Abstract:: Water is arguably the most-important molecule to humanity because of its ubiquitous role in biological, industrial, and environmental processes. Reactions of water typically involve breaking the H-O bond. The simplest reaction is heterolytic water dissociation (WD), H2O → H+ + OH-, the understanding of which has been a focal point of experiment and theory for decades. Related dissociative adsorption reactions occur on surfaces and are important when water is used as a reactant for thermochemical processes, such as the water-gas-shift reaction. In biological systems, metalloenzymes such as carbonic anhydrase dissociate water to catalyze, for example, CO2 equilibria.

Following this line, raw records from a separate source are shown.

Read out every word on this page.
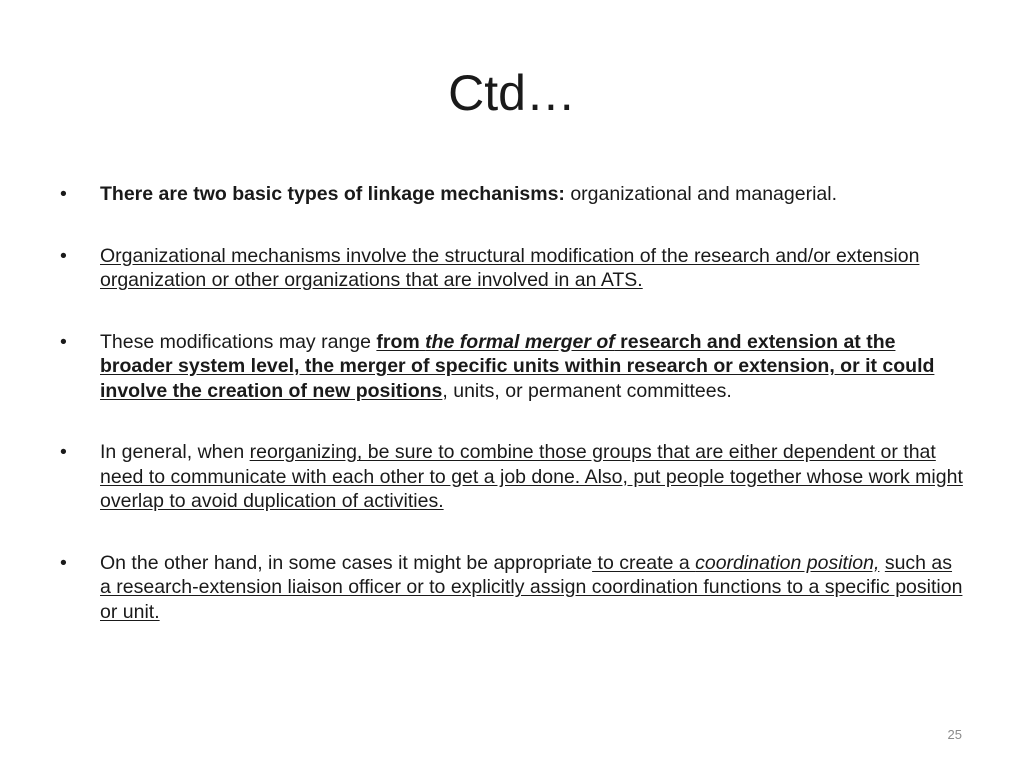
Ctd…
•	There are two basic types of linkage mechanisms: organizational and managerial.
•	Organizational mechanisms involve the structural modification of the research and/or extension organization or other organizations that are involved in an ATS.
•	These modifications may range from the formal merger of research and extension at the broader system level, the merger of specific units within research or extension, or it could involve the creation of new positions, units, or permanent committees.
•	In general, when reorganizing, be sure to combine those groups that are either dependent or that need to communicate with each other to get a job done. Also, put people together whose work might overlap to avoid duplication of activities.
•	On the other hand, in some cases it might be appropriate to create a coordination position, such as a research-extension liaison officer or to explicitly assign coordination functions to a specific position or unit.
25
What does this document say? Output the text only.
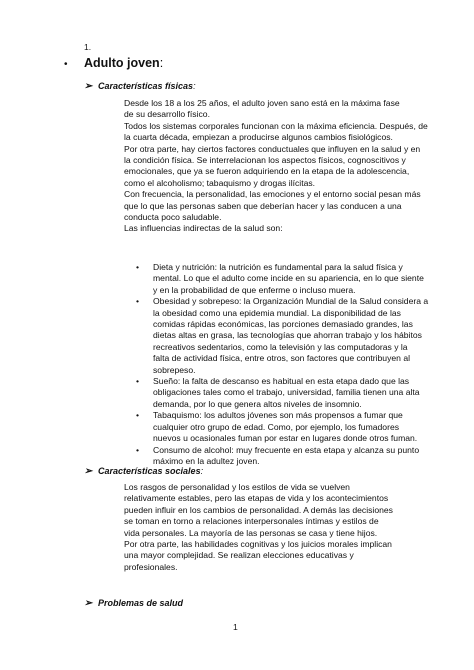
1.
•	Adulto joven :
➢ Características físicas :
Desde los 18 a los 25 años, el adulto joven sano está en la máxima fase
de su desarrollo físico.
Todos los sistemas corporales funcionan con la máxima eficiencia. Después, de
la cuarta década, empiezan a producirse algunos cambios fisiológicos.
Por otra parte, hay ciertos factores conductuales que influyen en la salud y en
la condición física. Se interrelacionan los aspectos físicos, cognoscitivos y
emocionales, que ya se fueron adquiriendo en la etapa de la adolescencia,
como el alcoholismo; tabaquismo y drogas ilícitas.
Con frecuencia, la personalidad, las emociones y el entorno social pesan más
que lo que las personas saben que deberían hacer y las conducen a una
conducta poco saludable.
Las influencias indirectas de la salud son:
• Dieta y nutrición: la nutrición es fundamental para la salud física y
mental. Lo que el adulto come incide en su apariencia, en lo que siente
y en la probabilidad de que enferme o incluso muera.
• Obesidad y sobrepeso: la Organización Mundial de la Salud considera a
la obesidad como una epidemia mundial. La disponibilidad de las
comidas rápidas económicas, las porciones demasiado grandes, las
dietas altas en grasa, las tecnologías que ahorran trabajo y los hábitos
recreativos sedentarios, como la televisión y las computadoras y la
falta de actividad física, entre otros, son factores que contribuyen al
sobrepeso.
• Sueño: la falta de descanso es habitual en esta etapa dado que las
obligaciones tales como el trabajo, universidad, familia tienen una alta
demanda, por lo que genera altos niveles de insomnio.
• Tabaquismo: los adultos jóvenes son más propensos a fumar que
cualquier otro grupo de edad. Como, por ejemplo, los fumadores
nuevos u ocasionales fuman por estar en lugares donde otros fuman.
• Consumo de alcohol: muy frecuente en esta etapa y alcanza su punto
máximo en la adultez joven.
➢ Características sociales :
Los rasgos de personalidad y los estilos de vida se vuelven
relativamente estables, pero las etapas de vida y los acontecimientos
pueden influir en los cambios de personalidad. A demás las decisiones
se toman en torno a relaciones interpersonales íntimas y estilos de
vida personales. La mayoría de las personas se casa y tiene hijos.
Por otra parte, las habilidades cognitivas y los juicios morales implican
una mayor complejidad. Se realizan elecciones educativas y
profesionales.
➢ Problemas de salud
1
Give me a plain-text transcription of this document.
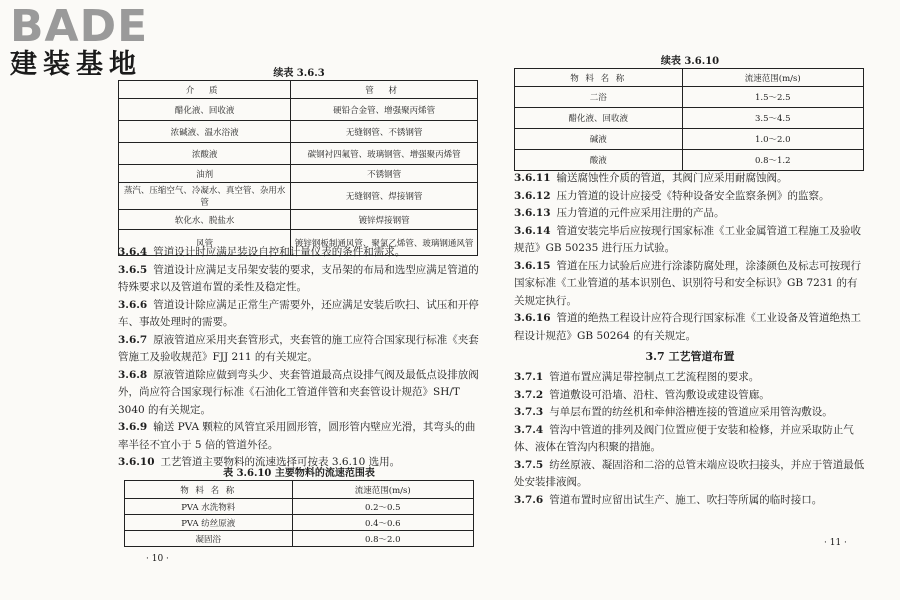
BADE
建装基地	续表 3.6.3
介 质	管 材
醋化液、回收液	硬铅合金管、增强聚丙烯管
浓碱液、温水浴液	无缝钢管、不锈钢管
浓酸液	碳钢衬四氟管、玻璃钢管、增强聚丙烯管
油剂	不锈钢管
蒸汽、压缩空气、冷凝水、真空管、杂用水管	无缝钢管、焊接钢管
软化水、脱盐水	镀锌焊接钢管
风管	镀锌钢板制通风管、聚氯乙烯管、玻璃钢通风管

3.6.4 管道设计时应满足装设自控和计量仪表的条件和需求。

3.6.5 管道设计应满足支吊架安装的要求，支吊架的布局和选型应满足管道的特殊要求以及管道布置的柔性及稳定性。

3.6.6 管道设计除应满足正常生产需要外，还应满足安装后吹扫、试压和开停车、事故处理时的需要。

3.6.7 原液管道应采用夹套管形式，夹套管的施工应符合国家现行标准《夹套管施工及验收规范》FJJ 211 的有关规定。

3.6.8 原液管道除应做到弯头少、夹套管道最高点设排气阀及最低点设排放阀外，尚应符合国家现行标准《石油化工管道伴管和夹套管设计规范》SH/T 3040 的有关规定。

3.6.9 输送 PVA 颗粒的风管宜采用圆形管，圆形管内壁应光滑，其弯头的曲率半径不宜小于 5 倍的管道外径。

3.6.10 工艺管道主要物料的流速选择可按表 3.6.10 选用。

表 3.6.10 主要物料的流速范围表
物 料 名 称	流速范围(m/s)
PVA 水洗物料	0.2～0.5
PVA 纺丝原液	0.4～0.6
凝固浴	0.8～2.0
· 10 ·
续表 3.6.10
物 料 名 称	流速范围(m/s)
二浴	1.5～2.5
醋化液、回收液	3.5～4.5
碱液	1.0～2.0
酸液	0.8～1.2

3.6.11 输送腐蚀性介质的管道，其阀门应采用耐腐蚀阀。

3.6.12 压力管道的设计应接受《特种设备安全监察条例》的监察。

3.6.13 压力管道的元件应采用注册的产品。

3.6.14 管道安装完毕后应按现行国家标准《工业金属管道工程施工及验收规范》GB 50235 进行压力试验。

3.6.15 管道在压力试验后应进行涂漆防腐处理，涂漆颜色及标志可按现行国家标准《工业管道的基本识别色、识别符号和安全标识》GB 7231 的有关规定执行。

3.6.16 管道的绝热工程设计应符合现行国家标准《工业设备及管道绝热工程设计规范》GB 50264 的有关规定。

3.7 工艺管道布置

3.7.1 管道布置应满足带控制点工艺流程图的要求。

3.7.2 管道敷设可沿墙、沿柱、管沟敷设或建设管廊。

3.7.3 与单层布置的纺丝机和牵伸浴槽连接的管道应采用管沟敷设。

3.7.4 管沟中管道的排列及阀门位置应便于安装和检修，并应采取防止气体、液体在管沟内积聚的措施。

3.7.5 纺丝原液、凝固浴和二浴的总管末端应设吹扫接头，并应于管道最低处安装排液阀。

3.7.6 管道布置时应留出试生产、施工、吹扫等所属的临时接口。

· 11 ·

WD is also a fundamental elementary step in many electrochemical processes. During the hydrogen evolution reaction (HER) in alkaline media, the WD step is thought to be rate-limiting and thus modification Pt HER catalysts with metal hydroxides, that presumably accelerate WD, lead to large increases in HER activity. Driving the oxygen evolution reaction (OER) under acidic or neutral conditions likewise requires WD to generate absorbed hydroxide species that can be further oxidized. While measurements of dissociative water adsorption are often made using the tools of surface science under vacuum conditions, the WD reaction has not been systematically studied under electrochemical conditions. Here we report the use of a bipolar-membrane (BPM) electrolyzer architecture (where WD is driven in the region between a hydroxide exchange membrane and a proton exchange membrane by an applied potential) to study WD kinetics across a range of materials. We find that the local pH is a critical but previously unrecognized variable in describing WD kinetics in under electrochemical conditions. Combining WD catalysts efficient in locally acidic conditions with those efficient in basic conditions, nearly eliminates the WD overpotential in BPM electrolyzers operating at 20 mA cm-2 and enables continuous operation at 0.5 A cm-2 with a total applied electrolysis potential near 2 V – substantial improvements over the state of the art and suggesting new applications for BPMs.
We further discovered that the WD kinetics measured in the BPM correlate well with kinetics for electrocatalytic reactions under conditions where WD may be an important elementary step. We discuss the design of bifunctional electrocatalysts based on the insight into the underlying WD steps.